Monday, July 2, 2018

Cultural Rights

By Tom Rhodes, 7/2/2018

Anglos came to North America, the Native Nations did not stop them, and the Anglos not only didn’t assimilate into native culture but forced their culture on the Native Nations. History shows the result was the virtual destruction of the native cultures that existed in North America. Human tribes have been taking over and changing or destroying other cultures through all of history. In extreme cases killing all the men and taking the women, to genetically destroy a people. For all of history, this is not the exception but the norm of human behavior.

This raises more than a few questions:

  • Is there a right to cultural identity?
  • Are other cultures obligated to accept and protect cultures other than their own?
  • Is the historic norm of cultures moving in and changing or destroying the native culture wrong?
  • Do a people have the right to protect their culture?
  • What should be the measure of the quality of a culture?
  • Are there such things as Cultural Rights?

    International bodies like the UN say there are “Cultural Rights.” The Mexico City Declaration on Cultural Policies states, inter alia, that the assertion of cultural identity contributes to the liberation of peoples. Conversely, any form of discrimination constitutes denial or impairment. Cultural identity is a treasure which vitalizes mankind's possibilities for self-fulfillment by encouraging every people and every group to seek nurture in the past, to welcome contributions from outside compatible with their own characteristics, and so to continue the process of their own creation.

  • Do people have the right to enjoy their own culture and to profess and practice their own religion and to use their own language?

  • If an outside culture is not compatible with the local culture’s characteristics, can a nation exclude people from that outside culture? This is the policy for Japan and other mono-culture societies.

  • Do people have the right to invade another culture and force them to stop the practice of their own religion and to not use their own language?

  • Do people have the right to appropriate the values, symbols, technology and art of a culture, that isn’t their own?

    If people have a right to their cultural identity then: they have the right to enjoy their own culture; to profess and practice their own religion; to use their own language; to participate effectively in cultural, religious, social, economic and public life, as well as in the decision-making process concerning for their culture; to establish and monitor their own associations; to establish and maintain without any discrimination, free and peaceful contacts with other members of their group or other citizens or other States to whom they are related by national ethnic, religious or linguistic ties.

  • Do other cultures have the right to force another culture to change?

  • Do some tribes have the right to move to a nation, and live in that nation, and not assimilate and adopt that new nations culture?
  • Does a nation have the right to liming migration into its territory, so that the local culture is not over-run and destroyed?
  • When the leaders of a culture says, "Thanks to your democratic laws, we shall invade you; and thanks to our religious laws, we shall dominate you." Should they be taken seriously?
  • Can the native culture keep those invaders out?
  • Is “spreading democracy” forcing one culture on people of other cultures?
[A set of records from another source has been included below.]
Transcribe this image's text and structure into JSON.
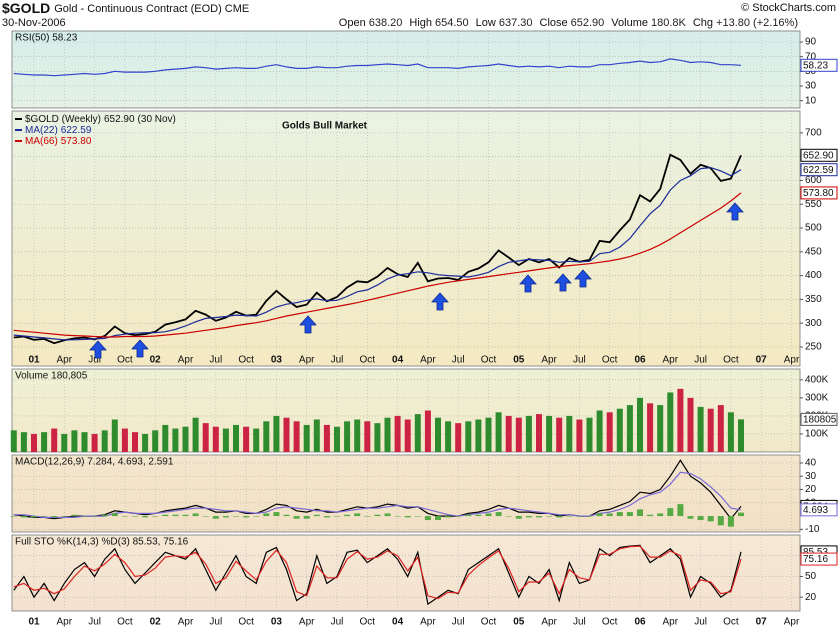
{
  "header": {
    "symbol": "$GOLD",
    "name": "Gold - Continuous Contract (EOD) CME",
    "date": "30-Nov-2006",
    "credit": "© StockCharts.com",
    "quote": [
      {
        "label": "Open",
        "value": "638.20"
      },
      {
        "label": "High",
        "value": "654.50"
      },
      {
        "label": "Low",
        "value": "637.30"
      },
      {
        "label": "Close",
        "value": "652.90"
      },
      {
        "label": "Volume",
        "value": "180.8K"
      },
      {
        "label": "Chg",
        "value": "+13.80 (+2.16%)"
      }
    ]
  },
  "chart_data": [
    {
      "type": "line",
      "title": "RSI(50) 58.23",
      "ylim": [
        0,
        105
      ],
      "yticks": [
        10,
        30,
        50,
        70,
        90
      ],
      "grid": true,
      "series": [
        {
          "name": "RSI(50)",
          "color": "#3344cc",
          "values": [
            47,
            46,
            45,
            45,
            44,
            45,
            46,
            47,
            46,
            47,
            50,
            49,
            49,
            49,
            50,
            52,
            53,
            54,
            56,
            55,
            53,
            54,
            55,
            54,
            54,
            57,
            59,
            56,
            54,
            54,
            56,
            55,
            55,
            57,
            58,
            58,
            59,
            60,
            59,
            58,
            60,
            55,
            55,
            55,
            54,
            56,
            57,
            58,
            60,
            58,
            56,
            57,
            56,
            57,
            55,
            57,
            56,
            56,
            59,
            59,
            61,
            62,
            64,
            62,
            63,
            67,
            65,
            62,
            63,
            62,
            59,
            59,
            58.23
          ]
        }
      ]
    },
    {
      "type": "line",
      "annotation": "Golds Bull Market",
      "ylim": [
        210,
        746
      ],
      "yticks": [
        250,
        300,
        350,
        400,
        450,
        500,
        550,
        600,
        650,
        700
      ],
      "grid": true,
      "categories": [
        null,
        null,
        "01",
        null,
        null,
        "Apr",
        null,
        null,
        "Jul",
        null,
        null,
        "Oct",
        null,
        null,
        "02",
        null,
        null,
        "Apr",
        null,
        null,
        "Jul",
        null,
        null,
        "Oct",
        null,
        null,
        "03",
        null,
        null,
        "Apr",
        null,
        null,
        "Jul",
        null,
        null,
        "Oct",
        null,
        null,
        "04",
        null,
        null,
        "Apr",
        null,
        null,
        "Jul",
        null,
        null,
        "Oct",
        null,
        null,
        "05",
        null,
        null,
        "Apr",
        null,
        null,
        "Jul",
        null,
        null,
        "Oct",
        null,
        null,
        "06",
        null,
        null,
        "Apr",
        null,
        null,
        "Jul",
        null,
        null,
        "Oct",
        null,
        null,
        "07",
        null,
        null,
        "Apr"
      ],
      "series": [
        {
          "name": "$GOLD (Weekly)",
          "last_label": "652.90",
          "date_label": "(30 Nov)",
          "color": "#000000",
          "values": [
            270,
            272,
            265,
            267,
            258,
            264,
            268,
            270,
            266,
            273,
            293,
            279,
            275,
            277,
            282,
            297,
            302,
            308,
            326,
            318,
            305,
            312,
            324,
            316,
            318,
            347,
            368,
            350,
            334,
            339,
            364,
            346,
            355,
            375,
            388,
            386,
            398,
            416,
            403,
            397,
            427,
            388,
            394,
            395,
            391,
            408,
            415,
            428,
            453,
            438,
            422,
            435,
            428,
            435,
            417,
            437,
            429,
            433,
            473,
            470,
            495,
            518,
            569,
            556,
            582,
            654,
            643,
            614,
            633,
            626,
            599,
            604,
            652.9,
            null,
            null,
            null,
            null,
            null
          ]
        },
        {
          "name": "MA(22)",
          "last_label": "622.59",
          "color": "#1a2a9a",
          "values": [
            275,
            273,
            271,
            269,
            267,
            265,
            265,
            266,
            267,
            268,
            274,
            277,
            279,
            280,
            280,
            282,
            287,
            294,
            303,
            310,
            312,
            314,
            317,
            316,
            315,
            323,
            334,
            340,
            343,
            348,
            351,
            347,
            348,
            356,
            366,
            370,
            380,
            393,
            401,
            404,
            408,
            406,
            402,
            400,
            399,
            397,
            401,
            407,
            419,
            428,
            431,
            434,
            433,
            432,
            428,
            430,
            429,
            430,
            446,
            449,
            460,
            478,
            505,
            530,
            548,
            580,
            600,
            610,
            625,
            627,
            620,
            610,
            622.59,
            null,
            null,
            null,
            null,
            null
          ]
        },
        {
          "name": "MA(66)",
          "last_label": "573.80",
          "color": "#cc0000",
          "values": [
            285,
            283,
            281,
            279,
            277,
            275,
            274,
            273,
            272,
            271,
            271,
            272,
            272,
            272,
            273,
            275,
            277,
            279,
            282,
            285,
            288,
            291,
            295,
            298,
            301,
            305,
            310,
            315,
            319,
            323,
            327,
            331,
            335,
            339,
            343,
            348,
            353,
            358,
            363,
            368,
            373,
            378,
            382,
            386,
            389,
            392,
            395,
            398,
            401,
            404,
            407,
            410,
            413,
            416,
            419,
            421,
            423,
            425,
            428,
            431,
            435,
            440,
            447,
            455,
            465,
            477,
            490,
            503,
            516,
            529,
            542,
            557,
            573.8,
            null,
            null,
            null,
            null,
            null
          ]
        }
      ]
    },
    {
      "type": "bar",
      "title": "Volume 180,805",
      "ylim": [
        0,
        460000
      ],
      "yticks": [
        {
          "value": 100000,
          "label": "100K"
        },
        {
          "value": 200000,
          "label": "200K"
        },
        {
          "value": 300000,
          "label": "300K"
        },
        {
          "value": 400000,
          "label": "400K"
        }
      ],
      "grid": true,
      "up_color": "#2e8b2e",
      "down_color": "#cc2244",
      "values": [
        120000,
        110000,
        100000,
        110000,
        130000,
        100000,
        120000,
        110000,
        100000,
        120000,
        180000,
        130000,
        110000,
        100000,
        120000,
        150000,
        130000,
        140000,
        190000,
        160000,
        140000,
        130000,
        150000,
        140000,
        130000,
        170000,
        200000,
        190000,
        170000,
        150000,
        180000,
        150000,
        140000,
        170000,
        180000,
        170000,
        160000,
        190000,
        200000,
        180000,
        210000,
        230000,
        190000,
        170000,
        160000,
        170000,
        180000,
        190000,
        220000,
        200000,
        190000,
        200000,
        210000,
        200000,
        190000,
        200000,
        180000,
        190000,
        230000,
        220000,
        240000,
        260000,
        300000,
        270000,
        260000,
        330000,
        350000,
        300000,
        250000,
        240000,
        260000,
        220000,
        180805
      ]
    },
    {
      "type": "line",
      "title": "MACD(12,26,9) 7.284, 4.693, 2.591",
      "ylim": [
        -12,
        46
      ],
      "yticks": [
        -10,
        10,
        20,
        30,
        40
      ],
      "grid": true,
      "series": [
        {
          "name": "MACD",
          "color": "#000000",
          "values": [
            1,
            0,
            -1,
            -1,
            -2,
            -1,
            0,
            0,
            0,
            1,
            4,
            3,
            2,
            1,
            2,
            4,
            5,
            6,
            8,
            6,
            3,
            3,
            4,
            2,
            2,
            5,
            9,
            8,
            4,
            3,
            5,
            3,
            3,
            5,
            7,
            6,
            7,
            9,
            8,
            6,
            7,
            2,
            0,
            0,
            0,
            2,
            3,
            5,
            8,
            6,
            3,
            3,
            2,
            2,
            0,
            1,
            0,
            0,
            4,
            5,
            8,
            11,
            18,
            17,
            20,
            30,
            42,
            30,
            25,
            18,
            8,
            -2,
            7.284
          ]
        },
        {
          "name": "Signal",
          "color": "#7a6ad8",
          "values": [
            1,
            1,
            0,
            -1,
            -1,
            -1,
            -1,
            0,
            0,
            0,
            2,
            3,
            2,
            2,
            2,
            3,
            4,
            5,
            6,
            6,
            5,
            4,
            4,
            3,
            2,
            3,
            6,
            7,
            6,
            5,
            4,
            4,
            3,
            4,
            5,
            6,
            6,
            7,
            8,
            7,
            7,
            5,
            3,
            1,
            0,
            1,
            2,
            3,
            5,
            6,
            5,
            4,
            3,
            2,
            1,
            1,
            0,
            0,
            2,
            3,
            5,
            8,
            13,
            16,
            18,
            24,
            33,
            32,
            28,
            22,
            15,
            6,
            4.693
          ]
        },
        {
          "name": "Histogram",
          "style": "histogram",
          "color": "#55aa44",
          "values": [
            0,
            -1,
            -1,
            0,
            -1,
            0,
            1,
            0,
            0,
            1,
            2,
            0,
            0,
            -1,
            0,
            1,
            1,
            1,
            2,
            0,
            -2,
            -1,
            0,
            -1,
            0,
            2,
            3,
            1,
            -2,
            -2,
            1,
            -1,
            0,
            1,
            2,
            0,
            1,
            2,
            0,
            -1,
            0,
            -3,
            -3,
            -1,
            0,
            1,
            1,
            2,
            3,
            0,
            -2,
            -1,
            -1,
            0,
            -1,
            0,
            0,
            0,
            2,
            2,
            3,
            3,
            5,
            1,
            2,
            6,
            9,
            -2,
            -3,
            -4,
            -7,
            -8,
            2.591
          ]
        }
      ]
    },
    {
      "type": "line",
      "title": "Full STO %K(14,3) %D(3) 85.53, 75.16",
      "ylim": [
        0,
        110
      ],
      "yticks": [
        20,
        50,
        80
      ],
      "grid": true,
      "categories": [
        null,
        null,
        "01",
        null,
        null,
        "Apr",
        null,
        null,
        "Jul",
        null,
        null,
        "Oct",
        null,
        null,
        "02",
        null,
        null,
        "Apr",
        null,
        null,
        "Jul",
        null,
        null,
        "Oct",
        null,
        null,
        "03",
        null,
        null,
        "Apr",
        null,
        null,
        "Jul",
        null,
        null,
        "Oct",
        null,
        null,
        "04",
        null,
        null,
        "Apr",
        null,
        null,
        "Jul",
        null,
        null,
        "Oct",
        null,
        null,
        "05",
        null,
        null,
        "Apr",
        null,
        null,
        "Jul",
        null,
        null,
        "Oct",
        null,
        null,
        "06",
        null,
        null,
        "Apr",
        null,
        null,
        "Jul",
        null,
        null,
        "Oct",
        null,
        null,
        "07",
        null,
        null,
        "Apr"
      ],
      "series": [
        {
          "name": "%K",
          "color": "#000000",
          "values": [
            30,
            50,
            20,
            40,
            15,
            40,
            60,
            70,
            50,
            75,
            90,
            60,
            40,
            55,
            70,
            85,
            80,
            75,
            90,
            60,
            30,
            55,
            80,
            50,
            40,
            85,
            92,
            60,
            15,
            25,
            80,
            40,
            50,
            85,
            88,
            70,
            80,
            90,
            75,
            50,
            85,
            10,
            20,
            30,
            25,
            60,
            70,
            80,
            90,
            55,
            20,
            50,
            40,
            60,
            15,
            70,
            40,
            45,
            90,
            80,
            92,
            94,
            95,
            70,
            80,
            90,
            75,
            20,
            50,
            40,
            20,
            30,
            85.53,
            null,
            null,
            null,
            null,
            null
          ]
        },
        {
          "name": "%D",
          "color": "#dd2222",
          "values": [
            35,
            40,
            30,
            33,
            25,
            32,
            50,
            65,
            58,
            68,
            82,
            70,
            50,
            52,
            62,
            78,
            80,
            78,
            85,
            68,
            40,
            48,
            72,
            58,
            45,
            72,
            88,
            70,
            28,
            22,
            65,
            48,
            48,
            75,
            86,
            75,
            78,
            87,
            80,
            58,
            78,
            22,
            18,
            27,
            26,
            52,
            66,
            77,
            87,
            62,
            28,
            42,
            42,
            55,
            25,
            60,
            48,
            45,
            82,
            82,
            90,
            93,
            94,
            78,
            78,
            87,
            80,
            30,
            45,
            42,
            25,
            28,
            75.16,
            null,
            null,
            null,
            null,
            null
          ]
        }
      ]
    }
  ]
}
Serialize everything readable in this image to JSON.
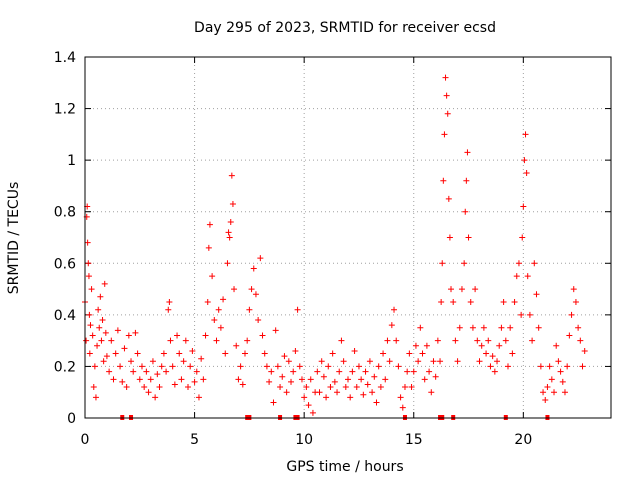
{
  "chart_data": {
    "type": "scatter",
    "title": "Day 295 of 2023, SRMTID for receiver ecsd",
    "xlabel": "GPS time / hours",
    "ylabel": "SRMTID / TECUs",
    "xlim": [
      0,
      24
    ],
    "ylim": [
      0,
      1.4
    ],
    "xticks": [
      0,
      5,
      10,
      15,
      20
    ],
    "yticks": [
      0,
      0.2,
      0.4,
      0.6,
      0.8,
      1,
      1.2,
      1.4
    ],
    "xtick_labels": [
      "0",
      "5",
      "10",
      "15",
      "20"
    ],
    "ytick_labels": [
      "0",
      "0.2",
      "0.4",
      "0.6",
      "0.8",
      "1",
      "1.2",
      "1.4"
    ],
    "grid": true,
    "marker": "plus",
    "series_color": "#ff0000",
    "baseline_markers_x": [
      1.7,
      2.1,
      7.4,
      7.5,
      8.9,
      9.6,
      9.7,
      14.6,
      16.2,
      16.3,
      16.8,
      19.2,
      21.1
    ],
    "series": [
      {
        "name": "SRMTID",
        "points": [
          [
            0.0,
            0.45
          ],
          [
            0.05,
            0.3
          ],
          [
            0.08,
            0.78
          ],
          [
            0.1,
            0.82
          ],
          [
            0.12,
            0.68
          ],
          [
            0.15,
            0.6
          ],
          [
            0.18,
            0.55
          ],
          [
            0.2,
            0.4
          ],
          [
            0.22,
            0.25
          ],
          [
            0.25,
            0.36
          ],
          [
            0.3,
            0.5
          ],
          [
            0.35,
            0.32
          ],
          [
            0.4,
            0.12
          ],
          [
            0.45,
            0.2
          ],
          [
            0.5,
            0.08
          ],
          [
            0.55,
            0.28
          ],
          [
            0.6,
            0.42
          ],
          [
            0.65,
            0.35
          ],
          [
            0.7,
            0.47
          ],
          [
            0.75,
            0.3
          ],
          [
            0.8,
            0.38
          ],
          [
            0.85,
            0.22
          ],
          [
            0.9,
            0.52
          ],
          [
            0.95,
            0.33
          ],
          [
            1.0,
            0.24
          ],
          [
            1.1,
            0.18
          ],
          [
            1.2,
            0.3
          ],
          [
            1.3,
            0.15
          ],
          [
            1.4,
            0.25
          ],
          [
            1.5,
            0.34
          ],
          [
            1.6,
            0.2
          ],
          [
            1.7,
            0.14
          ],
          [
            1.8,
            0.27
          ],
          [
            1.9,
            0.12
          ],
          [
            2.0,
            0.32
          ],
          [
            2.1,
            0.22
          ],
          [
            2.2,
            0.18
          ],
          [
            2.3,
            0.33
          ],
          [
            2.4,
            0.25
          ],
          [
            2.5,
            0.15
          ],
          [
            2.6,
            0.2
          ],
          [
            2.7,
            0.12
          ],
          [
            2.8,
            0.18
          ],
          [
            2.9,
            0.1
          ],
          [
            3.0,
            0.15
          ],
          [
            3.1,
            0.22
          ],
          [
            3.2,
            0.08
          ],
          [
            3.3,
            0.17
          ],
          [
            3.4,
            0.12
          ],
          [
            3.5,
            0.2
          ],
          [
            3.6,
            0.25
          ],
          [
            3.7,
            0.18
          ],
          [
            3.8,
            0.42
          ],
          [
            3.85,
            0.45
          ],
          [
            3.9,
            0.3
          ],
          [
            4.0,
            0.2
          ],
          [
            4.1,
            0.13
          ],
          [
            4.2,
            0.32
          ],
          [
            4.3,
            0.25
          ],
          [
            4.4,
            0.15
          ],
          [
            4.5,
            0.22
          ],
          [
            4.6,
            0.3
          ],
          [
            4.7,
            0.12
          ],
          [
            4.8,
            0.2
          ],
          [
            4.9,
            0.26
          ],
          [
            5.0,
            0.14
          ],
          [
            5.1,
            0.18
          ],
          [
            5.2,
            0.08
          ],
          [
            5.3,
            0.23
          ],
          [
            5.4,
            0.15
          ],
          [
            5.5,
            0.32
          ],
          [
            5.6,
            0.45
          ],
          [
            5.65,
            0.66
          ],
          [
            5.7,
            0.75
          ],
          [
            5.8,
            0.55
          ],
          [
            5.9,
            0.38
          ],
          [
            6.0,
            0.3
          ],
          [
            6.1,
            0.42
          ],
          [
            6.2,
            0.35
          ],
          [
            6.3,
            0.46
          ],
          [
            6.4,
            0.25
          ],
          [
            6.5,
            0.6
          ],
          [
            6.55,
            0.72
          ],
          [
            6.6,
            0.7
          ],
          [
            6.65,
            0.76
          ],
          [
            6.7,
            0.94
          ],
          [
            6.75,
            0.83
          ],
          [
            6.8,
            0.5
          ],
          [
            6.9,
            0.28
          ],
          [
            7.0,
            0.15
          ],
          [
            7.1,
            0.2
          ],
          [
            7.2,
            0.13
          ],
          [
            7.3,
            0.25
          ],
          [
            7.4,
            0.3
          ],
          [
            7.5,
            0.42
          ],
          [
            7.6,
            0.5
          ],
          [
            7.7,
            0.58
          ],
          [
            7.8,
            0.48
          ],
          [
            7.9,
            0.38
          ],
          [
            8.0,
            0.62
          ],
          [
            8.1,
            0.32
          ],
          [
            8.2,
            0.25
          ],
          [
            8.3,
            0.2
          ],
          [
            8.4,
            0.14
          ],
          [
            8.5,
            0.18
          ],
          [
            8.6,
            0.06
          ],
          [
            8.7,
            0.34
          ],
          [
            8.8,
            0.2
          ],
          [
            8.9,
            0.12
          ],
          [
            9.0,
            0.16
          ],
          [
            9.1,
            0.24
          ],
          [
            9.2,
            0.1
          ],
          [
            9.3,
            0.22
          ],
          [
            9.4,
            0.14
          ],
          [
            9.5,
            0.18
          ],
          [
            9.6,
            0.26
          ],
          [
            9.7,
            0.42
          ],
          [
            9.8,
            0.2
          ],
          [
            9.9,
            0.15
          ],
          [
            10.0,
            0.08
          ],
          [
            10.1,
            0.12
          ],
          [
            10.2,
            0.05
          ],
          [
            10.3,
            0.15
          ],
          [
            10.4,
            0.02
          ],
          [
            10.5,
            0.1
          ],
          [
            10.6,
            0.18
          ],
          [
            10.7,
            0.1
          ],
          [
            10.8,
            0.22
          ],
          [
            10.9,
            0.16
          ],
          [
            11.0,
            0.08
          ],
          [
            11.1,
            0.2
          ],
          [
            11.2,
            0.12
          ],
          [
            11.3,
            0.25
          ],
          [
            11.4,
            0.14
          ],
          [
            11.5,
            0.1
          ],
          [
            11.6,
            0.18
          ],
          [
            11.7,
            0.3
          ],
          [
            11.8,
            0.22
          ],
          [
            11.9,
            0.12
          ],
          [
            12.0,
            0.15
          ],
          [
            12.1,
            0.08
          ],
          [
            12.2,
            0.18
          ],
          [
            12.3,
            0.26
          ],
          [
            12.4,
            0.12
          ],
          [
            12.5,
            0.2
          ],
          [
            12.6,
            0.15
          ],
          [
            12.7,
            0.09
          ],
          [
            12.8,
            0.18
          ],
          [
            12.9,
            0.13
          ],
          [
            13.0,
            0.22
          ],
          [
            13.1,
            0.1
          ],
          [
            13.2,
            0.16
          ],
          [
            13.3,
            0.06
          ],
          [
            13.4,
            0.2
          ],
          [
            13.5,
            0.12
          ],
          [
            13.6,
            0.25
          ],
          [
            13.7,
            0.15
          ],
          [
            13.8,
            0.3
          ],
          [
            13.9,
            0.22
          ],
          [
            14.0,
            0.36
          ],
          [
            14.1,
            0.42
          ],
          [
            14.2,
            0.3
          ],
          [
            14.3,
            0.2
          ],
          [
            14.4,
            0.08
          ],
          [
            14.5,
            0.04
          ],
          [
            14.6,
            0.12
          ],
          [
            14.7,
            0.18
          ],
          [
            14.8,
            0.25
          ],
          [
            14.9,
            0.12
          ],
          [
            15.0,
            0.18
          ],
          [
            15.1,
            0.28
          ],
          [
            15.2,
            0.22
          ],
          [
            15.3,
            0.35
          ],
          [
            15.4,
            0.25
          ],
          [
            15.5,
            0.15
          ],
          [
            15.6,
            0.28
          ],
          [
            15.7,
            0.18
          ],
          [
            15.8,
            0.1
          ],
          [
            15.9,
            0.22
          ],
          [
            16.0,
            0.16
          ],
          [
            16.1,
            0.3
          ],
          [
            16.2,
            0.22
          ],
          [
            16.25,
            0.45
          ],
          [
            16.3,
            0.6
          ],
          [
            16.35,
            0.92
          ],
          [
            16.4,
            1.1
          ],
          [
            16.45,
            1.32
          ],
          [
            16.5,
            1.25
          ],
          [
            16.55,
            1.18
          ],
          [
            16.6,
            0.85
          ],
          [
            16.65,
            0.7
          ],
          [
            16.7,
            0.5
          ],
          [
            16.8,
            0.45
          ],
          [
            16.9,
            0.3
          ],
          [
            17.0,
            0.22
          ],
          [
            17.1,
            0.35
          ],
          [
            17.2,
            0.5
          ],
          [
            17.3,
            0.6
          ],
          [
            17.35,
            0.8
          ],
          [
            17.4,
            0.92
          ],
          [
            17.45,
            1.03
          ],
          [
            17.5,
            0.7
          ],
          [
            17.6,
            0.45
          ],
          [
            17.7,
            0.35
          ],
          [
            17.8,
            0.5
          ],
          [
            17.9,
            0.3
          ],
          [
            18.0,
            0.22
          ],
          [
            18.1,
            0.28
          ],
          [
            18.2,
            0.35
          ],
          [
            18.3,
            0.25
          ],
          [
            18.4,
            0.3
          ],
          [
            18.5,
            0.2
          ],
          [
            18.6,
            0.24
          ],
          [
            18.7,
            0.18
          ],
          [
            18.8,
            0.22
          ],
          [
            18.9,
            0.28
          ],
          [
            19.0,
            0.35
          ],
          [
            19.1,
            0.45
          ],
          [
            19.2,
            0.3
          ],
          [
            19.3,
            0.2
          ],
          [
            19.4,
            0.35
          ],
          [
            19.5,
            0.25
          ],
          [
            19.6,
            0.45
          ],
          [
            19.7,
            0.55
          ],
          [
            19.8,
            0.6
          ],
          [
            19.9,
            0.4
          ],
          [
            19.95,
            0.7
          ],
          [
            20.0,
            0.82
          ],
          [
            20.05,
            1.0
          ],
          [
            20.1,
            1.1
          ],
          [
            20.15,
            0.95
          ],
          [
            20.2,
            0.55
          ],
          [
            20.3,
            0.4
          ],
          [
            20.4,
            0.3
          ],
          [
            20.5,
            0.6
          ],
          [
            20.6,
            0.48
          ],
          [
            20.7,
            0.35
          ],
          [
            20.8,
            0.2
          ],
          [
            20.9,
            0.1
          ],
          [
            21.0,
            0.07
          ],
          [
            21.1,
            0.12
          ],
          [
            21.2,
            0.2
          ],
          [
            21.3,
            0.15
          ],
          [
            21.4,
            0.1
          ],
          [
            21.5,
            0.28
          ],
          [
            21.6,
            0.22
          ],
          [
            21.7,
            0.18
          ],
          [
            21.8,
            0.14
          ],
          [
            21.9,
            0.1
          ],
          [
            22.0,
            0.2
          ],
          [
            22.1,
            0.32
          ],
          [
            22.2,
            0.4
          ],
          [
            22.3,
            0.5
          ],
          [
            22.4,
            0.45
          ],
          [
            22.5,
            0.35
          ],
          [
            22.6,
            0.3
          ],
          [
            22.7,
            0.2
          ],
          [
            22.8,
            0.26
          ]
        ]
      }
    ]
  }
}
  • Do all peoples have the inherent right to enjoy and utilize fully and freely their natural wealth and resources?

    If that is so, then there is a problem. Fossil fuels are still the cheapest, most reliable energy resources available. A developing nation cannot fight climate change and provide for their citizens.

  • Do other nations (cultures) have the right to force developing nations to use expensive “sustainable” energy?
  • Are cultures required to share and give other cultures their technology, art, music?

  • Does one culture have the right to dictate to another culture what changes it must make, or to dictate what changes that other culture cannot make?
  • Does one culture have the right to spread their values and beliefs to other cultures?
  • If that other culture refuses to accept the new values and beliefs can they use force to stop the spread of that foreign culture?

    Clearly all cultures are not equal, even the UN recognizes that cultural relativism is an absurd concept. Cultures that accept human sacrifice, slavery, etc. are not acceptable to modern western civilization.

  • Who gets to force their culture on others, and what gives them that right?

    History shows that the strongest and most willing to force their culture on another can and will do so.

  • Why do globalists insist they have the right to force what they believe is the best way for a society to live on others?
  • Is that any better or more righteous than the actions of the Anglos who destroyed the native nations of North America?

    History has shown that Socialists can and do use force to make those in the territory they control accept socialist values and outlaw non-socialist institutions.

  • Do capitalists, or monarchist, anarchists, or despots, have the same right to use force to make those in territory they control accept their values?

  • How is the LBGT community forcing cultural change on American Christians, any different than Anglo settlers forcing Christianity on American Indians?